The Girl from AlsaceA Romance of the Great War, Originally Published under the Title of Little Comrade
"Yes, seventeen of us; all from Philadelphia."

"And you've had a good time, of course?"

"We'd have had a better if we had brought a man along. I never realized before how valuable men are. Women aren't fitted by nature to wrestle with time-tables and cabbies and hotel-bills and headwaiters. This trip has taught me to respect men more than I have ever done."

"Then it hasn't been wasted. But you say you're from Philadelphia. I know some people in Philadelphia—the Courtlandt Bryces are sort of cousins of mine."

But the girl shook her head.

"That sort of thing happens only in novels," she said. "But there is no reason I shouldn't tell you my name, if you want to know it. It is Millicent Field, and its possessor is very undistinguished—just a school-teacher—not at all in the same social circle as the Courtlandt Bryces."

Stewart colored a little.

"My name is Bradford Stewart," he said, "and I also am very undistinguished—just a surgeon on the staff at Johns Hopkins. Did you get to Vienna?"
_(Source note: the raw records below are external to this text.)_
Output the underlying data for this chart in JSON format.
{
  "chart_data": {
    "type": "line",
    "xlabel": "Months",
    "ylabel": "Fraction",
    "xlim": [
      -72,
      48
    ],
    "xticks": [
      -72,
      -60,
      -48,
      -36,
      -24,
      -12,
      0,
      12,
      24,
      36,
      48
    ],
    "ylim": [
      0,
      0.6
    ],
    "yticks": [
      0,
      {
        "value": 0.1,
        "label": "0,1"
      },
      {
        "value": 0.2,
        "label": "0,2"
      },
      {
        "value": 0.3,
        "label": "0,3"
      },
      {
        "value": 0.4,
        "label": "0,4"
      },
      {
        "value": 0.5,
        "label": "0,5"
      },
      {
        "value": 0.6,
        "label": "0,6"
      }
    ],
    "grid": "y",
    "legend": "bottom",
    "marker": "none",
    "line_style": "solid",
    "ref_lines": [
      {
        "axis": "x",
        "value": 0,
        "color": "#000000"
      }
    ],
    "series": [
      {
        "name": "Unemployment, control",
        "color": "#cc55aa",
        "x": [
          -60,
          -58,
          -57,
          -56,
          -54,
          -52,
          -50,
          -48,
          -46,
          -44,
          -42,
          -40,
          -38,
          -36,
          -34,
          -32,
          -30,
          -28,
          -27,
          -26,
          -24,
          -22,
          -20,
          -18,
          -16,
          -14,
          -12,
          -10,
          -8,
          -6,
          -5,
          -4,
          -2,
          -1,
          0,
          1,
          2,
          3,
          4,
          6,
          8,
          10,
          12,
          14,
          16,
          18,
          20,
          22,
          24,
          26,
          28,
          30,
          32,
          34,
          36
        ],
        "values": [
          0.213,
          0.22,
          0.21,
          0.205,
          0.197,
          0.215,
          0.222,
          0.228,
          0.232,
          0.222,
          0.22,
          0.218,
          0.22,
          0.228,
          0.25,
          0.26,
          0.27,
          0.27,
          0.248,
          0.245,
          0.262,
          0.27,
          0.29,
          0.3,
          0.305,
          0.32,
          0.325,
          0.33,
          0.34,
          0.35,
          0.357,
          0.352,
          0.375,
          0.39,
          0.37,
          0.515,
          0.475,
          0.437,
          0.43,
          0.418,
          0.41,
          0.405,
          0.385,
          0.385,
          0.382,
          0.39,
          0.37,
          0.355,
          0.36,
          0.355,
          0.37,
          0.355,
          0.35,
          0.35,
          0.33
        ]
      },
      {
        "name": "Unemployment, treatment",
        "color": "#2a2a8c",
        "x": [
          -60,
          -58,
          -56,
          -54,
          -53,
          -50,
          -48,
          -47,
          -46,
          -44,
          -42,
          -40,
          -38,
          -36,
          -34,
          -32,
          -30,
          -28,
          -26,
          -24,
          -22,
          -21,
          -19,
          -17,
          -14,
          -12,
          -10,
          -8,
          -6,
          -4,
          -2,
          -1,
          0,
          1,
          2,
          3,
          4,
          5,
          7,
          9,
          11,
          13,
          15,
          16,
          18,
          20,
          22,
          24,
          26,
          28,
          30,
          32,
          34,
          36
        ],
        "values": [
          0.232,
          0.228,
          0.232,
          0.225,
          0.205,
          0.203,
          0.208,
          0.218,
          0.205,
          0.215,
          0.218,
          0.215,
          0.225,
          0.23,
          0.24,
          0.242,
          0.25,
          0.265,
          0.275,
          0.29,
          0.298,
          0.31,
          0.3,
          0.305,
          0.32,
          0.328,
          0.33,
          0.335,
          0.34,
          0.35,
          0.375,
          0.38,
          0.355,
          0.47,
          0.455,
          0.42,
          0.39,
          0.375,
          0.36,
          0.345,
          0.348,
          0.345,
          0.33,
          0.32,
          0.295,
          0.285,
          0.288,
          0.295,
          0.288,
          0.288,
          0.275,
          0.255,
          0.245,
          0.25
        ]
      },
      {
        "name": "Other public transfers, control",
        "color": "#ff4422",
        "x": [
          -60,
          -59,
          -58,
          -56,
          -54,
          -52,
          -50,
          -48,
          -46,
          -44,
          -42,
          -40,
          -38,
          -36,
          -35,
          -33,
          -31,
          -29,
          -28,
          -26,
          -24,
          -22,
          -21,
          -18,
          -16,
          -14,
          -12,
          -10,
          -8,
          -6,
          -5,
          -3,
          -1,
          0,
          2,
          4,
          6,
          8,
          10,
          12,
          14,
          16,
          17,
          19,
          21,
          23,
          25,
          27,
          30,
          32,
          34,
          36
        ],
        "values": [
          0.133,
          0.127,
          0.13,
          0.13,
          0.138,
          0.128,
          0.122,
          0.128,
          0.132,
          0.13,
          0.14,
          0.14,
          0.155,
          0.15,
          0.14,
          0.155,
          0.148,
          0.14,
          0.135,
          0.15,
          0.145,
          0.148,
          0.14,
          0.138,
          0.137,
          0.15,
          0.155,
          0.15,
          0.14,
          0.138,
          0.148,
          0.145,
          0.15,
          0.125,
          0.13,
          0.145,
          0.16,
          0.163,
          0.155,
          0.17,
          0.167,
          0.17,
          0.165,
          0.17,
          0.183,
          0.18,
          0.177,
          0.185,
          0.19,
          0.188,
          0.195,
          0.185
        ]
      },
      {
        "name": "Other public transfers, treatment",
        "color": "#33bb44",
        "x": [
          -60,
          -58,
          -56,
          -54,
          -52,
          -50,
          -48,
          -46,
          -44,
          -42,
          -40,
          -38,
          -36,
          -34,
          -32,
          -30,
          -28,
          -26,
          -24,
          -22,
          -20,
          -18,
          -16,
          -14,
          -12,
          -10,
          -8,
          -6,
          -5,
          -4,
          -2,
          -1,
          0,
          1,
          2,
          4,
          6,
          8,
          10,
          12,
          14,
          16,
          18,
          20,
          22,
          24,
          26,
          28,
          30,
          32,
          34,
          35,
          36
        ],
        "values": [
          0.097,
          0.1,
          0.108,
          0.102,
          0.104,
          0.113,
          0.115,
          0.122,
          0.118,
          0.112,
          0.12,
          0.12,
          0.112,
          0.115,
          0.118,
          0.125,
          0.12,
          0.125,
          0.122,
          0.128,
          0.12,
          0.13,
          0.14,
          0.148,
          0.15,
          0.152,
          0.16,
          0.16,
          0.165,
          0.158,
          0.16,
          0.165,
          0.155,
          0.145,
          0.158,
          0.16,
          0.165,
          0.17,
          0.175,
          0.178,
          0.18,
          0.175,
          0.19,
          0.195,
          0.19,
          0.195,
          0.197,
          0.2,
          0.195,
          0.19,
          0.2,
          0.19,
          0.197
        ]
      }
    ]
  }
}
"No; that was too far for us."

"There was a clinic there; I saw some wonderful things. These German surgeons certainly know their business."

Miss Field made a little grimace.

"Perhaps," she admitted. "But do you know the impression of Germany that I am taking home with me? It is that Germany is a country run solely in the interests of the male half of creation. Women are tolerated only because they are necessary in the scheme of things."

Stewart laughed.

"There was a book published a year or two ago," he said, "called 'Germany and the Germans.' Perhaps you read it?"

"No."

"I remember it for one remark. Its author says that Germany is the only country on earth where the men's hands are better kept than the women's."

Miss Field clapped her hands in delight.

"Delicious!" she cried. "Splendid! And it is true," she added, more seriously. "Did you see the women cleaning the streets in Munich?"